Retinoid X receptor (RXR) plays a crucial role in the cross talk between retinoid receptors and other hormone receptors including the orphan receptor TR3, forming different heterodimers that transduce diverse steroid/thyroid hormone signaling. Here we show that RXRα exhibits nucleocytoplasmic shuttling in MGC80-3 gastric cancer cells and that RXRα shuttling is energy-dependent through a nuclear pore complex (NPC)-mediated pathway for its import and an intact DNA binding domain-mediated pathway for its export. In the presence of its ligand 9-cis retinoic acid, RXRα was almost exclusively located in the cytoplasm. More importantly, we also show that RXRα acts as a carrier to assist translocation of TR3, which plays an important role in apoptosis. Both RXRα and TR3 colocalized in the nucleus; however, upon stimulation by 9-cis retinoic acid they cotranslocated to the cytoplasm and then localized in the mitochondria. TR3 export depends on RXRα, as in living cells GFP-TR3 alone did not result in export from the nucleus even in the presence of 9-cis retinoic acid, whereas GFP-TR3 cotransfected with RXRα was exported out of the nucleus in response to 9-cis retinoic acid. Moreover, specific reduction of RXRα levels caused by anti-sense RXRα abolished TR3 nuclear export. In contrast, specific knockdown of TR3 by antisense-TR3 or TR3-siRNA did not affect RXRα shuttling. These results indicate that RXRα is responsible for TR3 nucleocytoplasmic translocation, which is facilitated by the RXRα ligand 9-cis retinoic acid.
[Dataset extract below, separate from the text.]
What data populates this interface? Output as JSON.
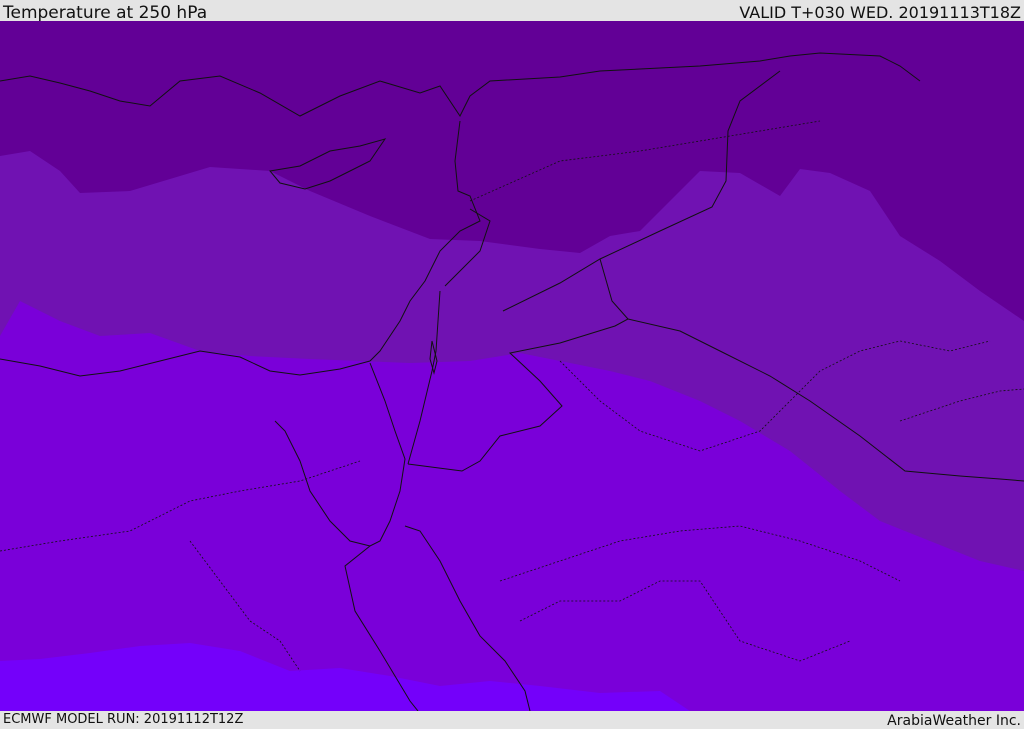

In addition, mitochondrial TR3, but not RXRα, was critical for apoptosis, as TR3 mutants that were distributed in the mitochondria induced apoptosis in the presence or absence of 9-cis retinoic acid. These data reveal a novel aspect of RXRα function, in which it acts as a carrier for nucleocytoplasmic translocation of orphan receptors.